Now, researchers at Rice University and the Indian Institute of Science have a new way to tackle the e-waste issue: freeze it, grind it into “nanodust” and then sort it out.
Chandra Sekhar Tiwary, lead author of the study said “if you heat things, they are more likely to combine, but in low temperatures they don’t like to mix.We propose a system that breaks all of the components – metals, oxides and polymers – into homogenous powders and makes them easy to reuse.”
The team uses liquid nitrogen to cool the waste to -182 degrees fahrenheit. When the temperatures are that low, the materials are easy to smash up and separate in what they call a “cryo-mill” which is made up of a container of argon gas and a steel ball.
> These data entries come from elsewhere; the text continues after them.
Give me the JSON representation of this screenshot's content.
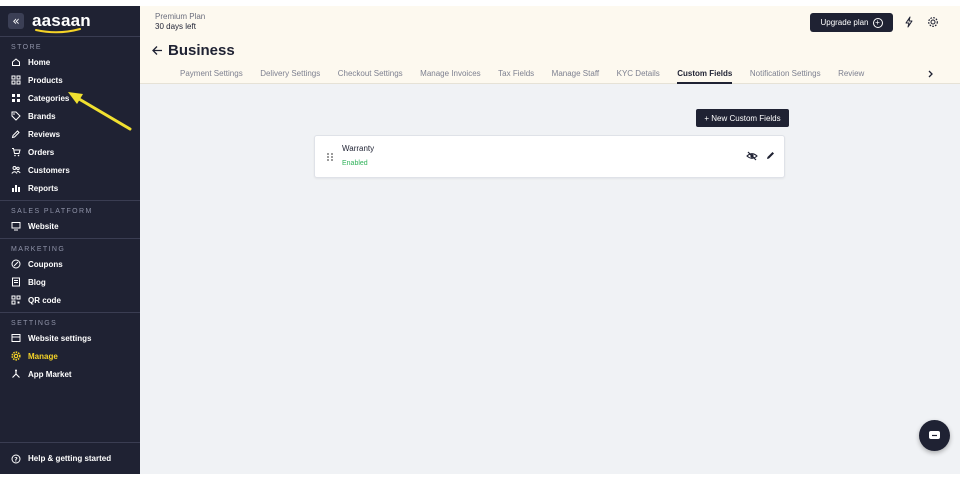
{
  "plan": {
    "name": "Premium Plan",
    "days_left": "30 days left"
  },
  "header": {
    "upgrade_label": "Upgrade plan",
    "page_title": "Business"
  },
  "tabs": [
    {
      "label": "Payment Settings"
    },
    {
      "label": "Delivery Settings"
    },
    {
      "label": "Checkout Settings"
    },
    {
      "label": "Manage Invoices"
    },
    {
      "label": "Tax Fields"
    },
    {
      "label": "Manage Staff"
    },
    {
      "label": "KYC Details"
    },
    {
      "label": "Custom Fields",
      "active": true
    },
    {
      "label": "Notification Settings"
    },
    {
      "label": "Review"
    }
  ],
  "sidebar": {
    "logo": "aasaan",
    "sections": {
      "store": "STORE",
      "sales_platform": "SALES PLATFORM",
      "marketing": "MARKETING",
      "settings": "SETTINGS"
    },
    "store_items": [
      {
        "label": "Home",
        "icon": "home-icon"
      },
      {
        "label": "Products",
        "icon": "products-icon"
      },
      {
        "label": "Categories",
        "icon": "categories-icon"
      },
      {
        "label": "Brands",
        "icon": "tag-icon"
      },
      {
        "label": "Reviews",
        "icon": "reviews-icon"
      },
      {
        "label": "Orders",
        "icon": "cart-icon"
      },
      {
        "label": "Customers",
        "icon": "customers-icon"
      },
      {
        "label": "Reports",
        "icon": "reports-icon"
      }
    ],
    "sales_items": [
      {
        "label": "Website",
        "icon": "monitor-icon"
      }
    ],
    "marketing_items": [
      {
        "label": "Coupons",
        "icon": "coupon-icon"
      },
      {
        "label": "Blog",
        "icon": "blog-icon"
      },
      {
        "label": "QR code",
        "icon": "qr-icon"
      }
    ],
    "settings_items": [
      {
        "label": "Website settings",
        "icon": "website-settings-icon"
      },
      {
        "label": "Manage",
        "icon": "gear-icon",
        "active": true
      },
      {
        "label": "App Market",
        "icon": "app-market-icon"
      }
    ],
    "footer": "Help & getting started"
  },
  "main": {
    "new_button_label": "+ New Custom Fields",
    "fields": [
      {
        "name": "Warranty",
        "status": "Enabled"
      }
    ]
  },
  "colors": {
    "sidebar_bg": "#1f2233",
    "active_accent": "#f5d327",
    "enabled_green": "#2fb25a",
    "annotation_arrow": "#f0e030"
  }
}
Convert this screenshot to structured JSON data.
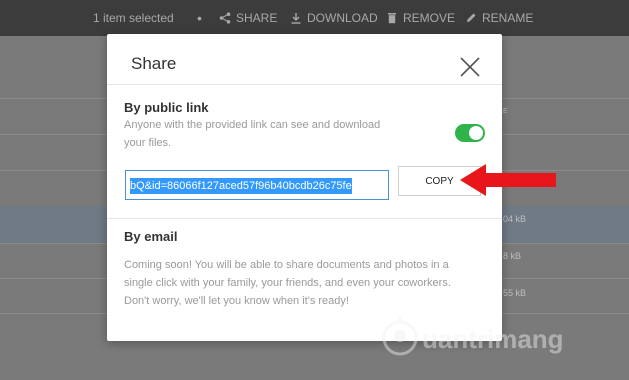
{
  "toolbar": {
    "selection": "1 item selected",
    "separator": "•",
    "share": "SHARE",
    "download": "DOWNLOAD",
    "remove": "REMOVE",
    "rename": "RENAME"
  },
  "file_list": {
    "header_partial": "E",
    "sizes": [
      "04 kB",
      "8 kB",
      "55 kB"
    ]
  },
  "modal": {
    "title": "Share",
    "public_link": {
      "title": "By public link",
      "description_line1": "Anyone with the provided link can see and download",
      "description_line2": "your files.",
      "toggle_enabled": true,
      "link_value": "bQ&id=86066f127aced57f96b40bcdb26c75fe",
      "copy_label": "COPY"
    },
    "email": {
      "title": "By email",
      "line1": "Coming soon! You will be able to share documents and photos in a",
      "line2": "single click with your family, your friends, and even your coworkers.",
      "line3": "Don't worry, we'll let you know when it's ready!"
    }
  },
  "colors": {
    "toggle_on": "#2fb34a",
    "annotation_arrow": "#e8161b",
    "selection_highlight": "#3399ff"
  },
  "watermark": "uantrimang"
}
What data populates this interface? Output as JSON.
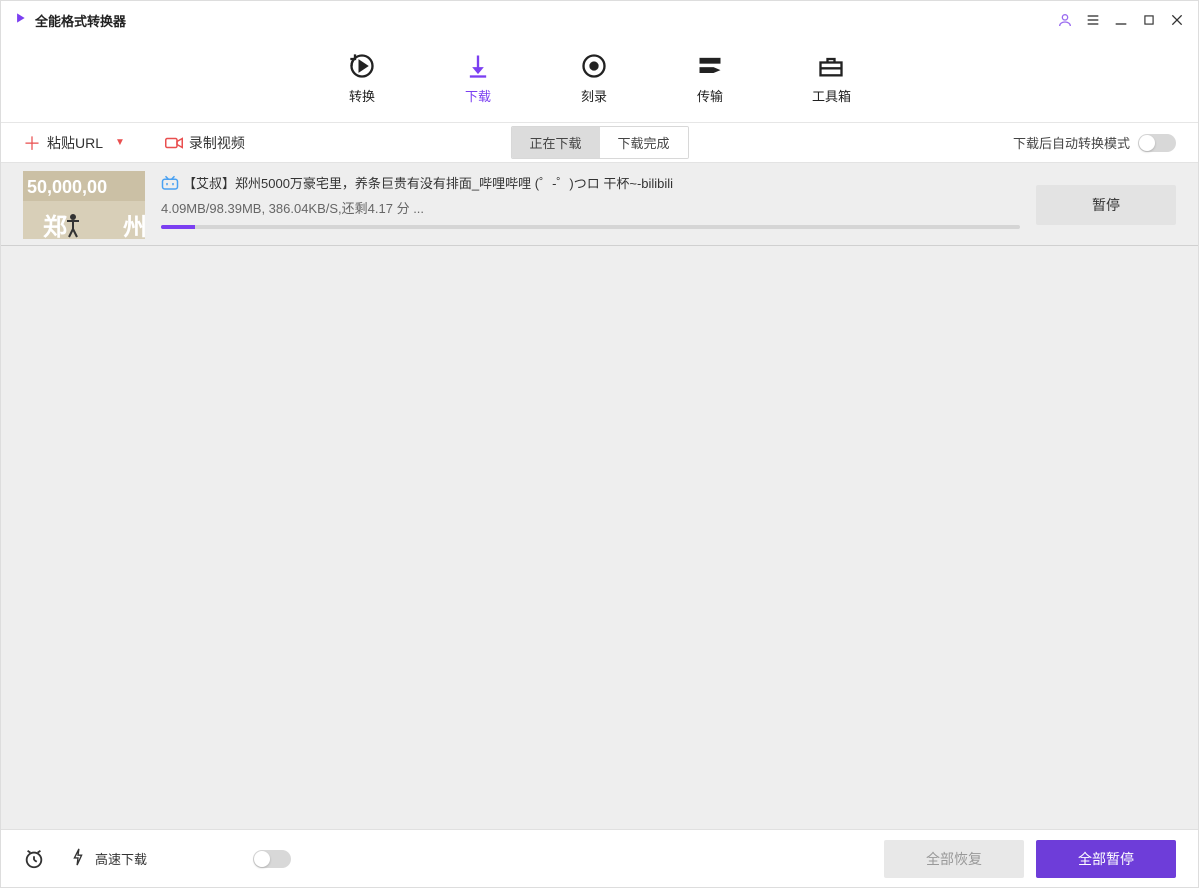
{
  "app": {
    "title": "全能格式转换器",
    "colors": {
      "accent": "#7b3ff1",
      "danger": "#e94f4f"
    }
  },
  "nav": [
    {
      "key": "convert",
      "label": "转换",
      "active": false
    },
    {
      "key": "download",
      "label": "下载",
      "active": true
    },
    {
      "key": "burn",
      "label": "刻录",
      "active": false
    },
    {
      "key": "transfer",
      "label": "传输",
      "active": false
    },
    {
      "key": "toolbox",
      "label": "工具箱",
      "active": false
    }
  ],
  "toolbar": {
    "paste_url": "粘贴URL",
    "record_video": "录制视频",
    "tabs": {
      "downloading": "正在下载",
      "finished": "下载完成",
      "active": "downloading"
    },
    "auto_convert_label": "下载后自动转换模式",
    "auto_convert_on": false
  },
  "tasks": [
    {
      "source": "bilibili",
      "title": "【艾叔】郑州5000万豪宅里，养条巨贵有没有排面_哔哩哔哩 (゜-゜)つロ 干杯~-bilibili",
      "downloaded_mb": "4.09MB",
      "total_mb": "98.39MB",
      "speed": "386.04KB/S",
      "eta": "还剩4.17 分 ...",
      "progress_text": "4.09MB/98.39MB, 386.04KB/S,还剩4.17 分 ...",
      "progress_pct": 4,
      "action": "暂停",
      "thumb_text": "50,000,00"
    }
  ],
  "bottom": {
    "fast_download": "高速下载",
    "fast_download_on": false,
    "resume_all": "全部恢复",
    "pause_all": "全部暂停"
  }
}
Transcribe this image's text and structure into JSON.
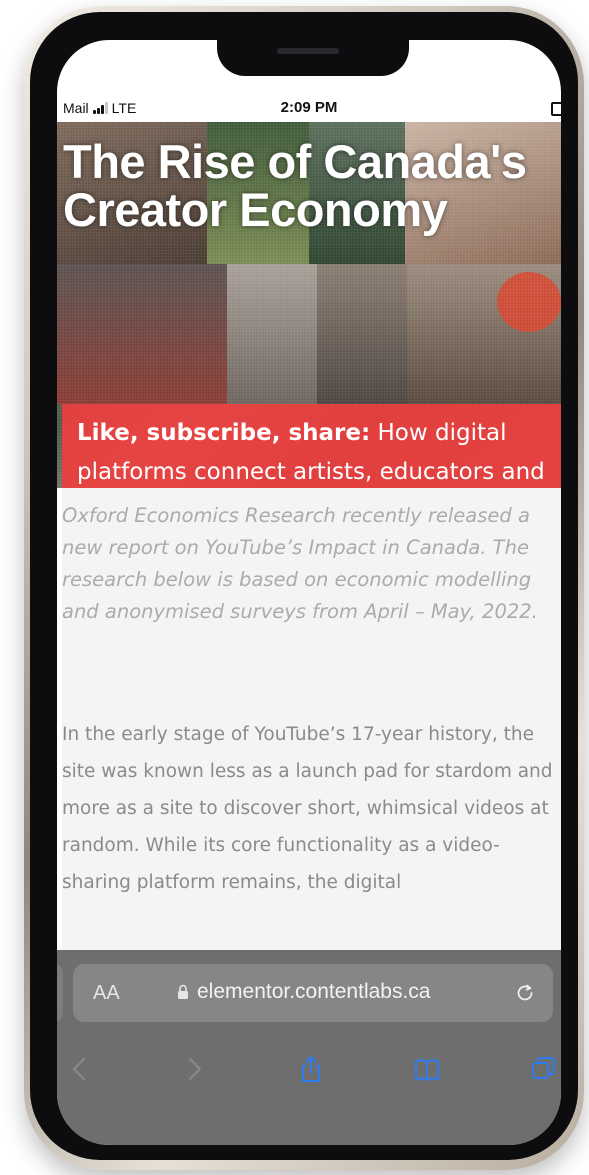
{
  "status_bar": {
    "carrier": "Mail",
    "network": "LTE",
    "time": "2:09 PM"
  },
  "article": {
    "title": "The Rise of Canada's Creator Economy",
    "subtitle_bold": "Like, subscribe, share:",
    "subtitle_rest": "How digital platforms connect artists, educators and influencers alike to their entrepreneurial spirit",
    "intro": "Oxford Economics Research recently released a new report on YouTube’s Impact in Canada. The research below is based on economic modelling and anonymised surveys from April – May, 2022.",
    "body": "In the early stage of YouTube’s 17-year history, the site was known less as a launch pad for stardom and more as a site to discover short, whimsical videos at random. While its core functionality as a video-sharing platform remains, the digital"
  },
  "browser": {
    "text_size_label": "AA",
    "url": "elementor.contentlabs.ca"
  },
  "icons": {
    "back": "chevron-left-icon",
    "forward": "chevron-right-icon",
    "share": "share-icon",
    "bookmarks": "book-icon",
    "tabs": "tabs-icon",
    "reload": "reload-icon",
    "lock": "lock-icon"
  },
  "colors": {
    "accent_red": "#ec3e3e",
    "safari_blue": "#2f7bf0",
    "bar_gray": "#6e6e6e"
  }
}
To test their technique, the team threw the printed circuit boards of computer mice into the cryo-mill. With the liquid nitrogen keeping the components at a constant, ultra-low temperature, the device is shaken so the steel ball grinds the e-waste down over about three hours.
The end result is a powder with particles measuring between 20 and 100 nm each. That nanodust is then bathed in water to separate the polymer, metal and oxide particles from each other, allowing them to be reused with virtually no waste.
This scientific breakthrough provides relief in a world where e-waste is becoming one of our most pressing environmental concerns.